Les grandes questions réunissent cependant la quasi-unanimité : l'abolition des immunités, la réforme des impôts, la suppression des droits féodaux, l'affranchissement de la terre, la disparition de la dîme... Étampes résume d'un cri l'opinion générale : Que nous serions heureux qu'on détruisit la féodalité !

En matière industrielle, les villes font entendre des avis partagés : M. Levasseur, prenant par exemple une soixantaine de cahiers, en trouve 44 pour la liberté de l'industrie, 7 pour la réforme et 16 pour le maintien des corporations. Les grandes villes industrielles sont pour le maintien. D'ailleurs, fait remarquer André Lichtemberger, pas une réclamation d'ordre socialiste. La propriété reste sacrée — sauf la propriété privilégiée qu'on tient pour usurpée.

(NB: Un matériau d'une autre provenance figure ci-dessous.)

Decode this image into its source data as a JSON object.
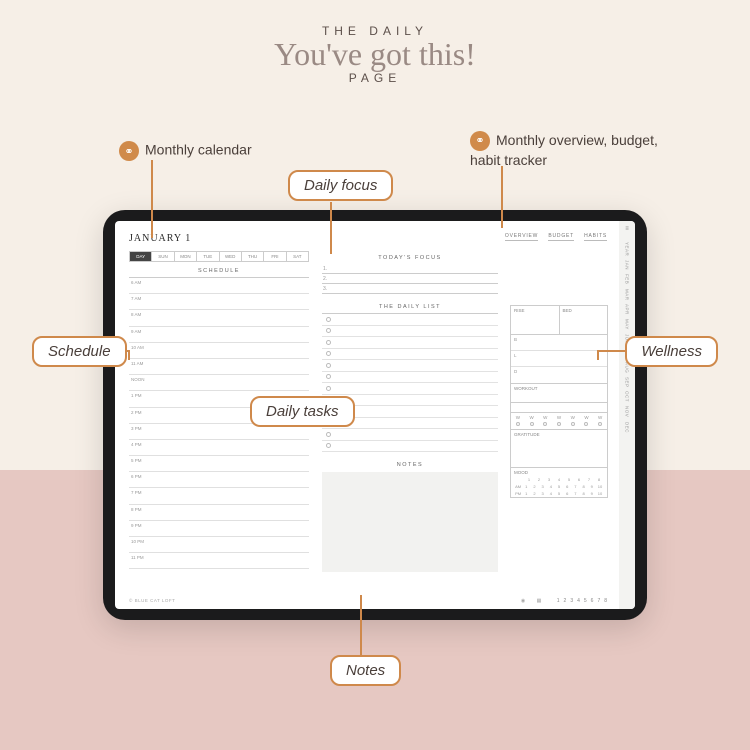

De cette masse de revendications se dégage un cri : Réforme ! Réforme radicale du régime. Mais le régime est un peu vieux ; qui demande en toute sincérité sa réforme, risque fort de déchaîner une révolution. Tous n'y répugnent pas ; mais la majorité la redouterait plutôt. Qu'on les débarrasse des droits féodaux et de l'impôt accablant, et les trois quarts seraient bien heureux. Jamais vous n'en serez débarrassés, si vous n'avez de Constitution, leur disent les bourgeois, libéraux sincères ou politiciens ambitieux. Va donc pour la Constitution !

Et le programme de 1789 est bâti.

C'est ce formidable programme en main, que les députés, dans les derniers jours d'avril, prennent le coche pour Versailles. Sur les grandes routes de France, ces voitures roulent, amenant à Versailles ces 1.600 députés disparates : grands seigneurs qui sont allés se faite élire par les chambres de la Noblesse et gentilshommes campagnards à l'aspect un peu fruste, prélats qui, comme Talleyrand, ont enfin paru dans leurs diocèses et s'en retournent, mandat en poche, et curés au visage fermé, fort résolus à ne pas se laisser mener par Nos seigneurs les évêques, avocats et médecins des grandes et petites villes qui, avec un mélange d'appréhension et d'arrogance, s'apprêtent à réformer l'État, et humbles ruraux aux vestes de bure qui partent pour délivrer la terre.

Dès la fin d'avril, ils débarquent à Versailles : on y sourit d'avance de leurs airs empruntés.

C'est cependant une formidable avalanche qui s'abat, de tous les coins de France, sur la ville du Grand Roi.

Tout le monde n'y sourit pas. Necker est inquiet : cette formidable poussée politique et sociale déconcerte le financier. Il laisse, devant Malouet, percer son angoisse. Ou appelle des troupes : Morris voit, le 15 avril, 10.000 soldats qui approchent de Paris ; et il le faut bien, puisque, le 27, les dragons devront réprimer au faubourg Saint-Antoine une émeute sanglante, qui déjà révolte et alarme certains députés bourgeois, errant et se consultant sur le pavé de Versailles.

Ceux-ci montrent de l'indignation contre les scélérats de la canaille qui ont égorgé un brave marchand. Loin qu'il en résulte, se hâte d'ajouter l'un d'eux, quelque défaveur pour M. Necker, il n'en devient que plus cher à la nation.

Ce n'est pas l'avis de tout le monde : Louis XVI, ébranlé, déjà effrayé, lui aussi, par l'orage déchaîné et ému par les récriminations de sa noblesse, a, dit-on, proposé au vieux Machault la place de premier ministre. Celui-ci a conseillé de garder Necker, estimant qu'il est trop tard.

A l'heure où la Nation vient demander peut-être une Révolution, ce malheureux gouvernement de Versailles, sans doctrine et sans résolution, hésite derechef devant la Réforme.

Et cela va tout perdre.

 

 

 



[1] S'il ne fait ainsi, la France perd son honneur et l'histoire dit : il est couronné a tort.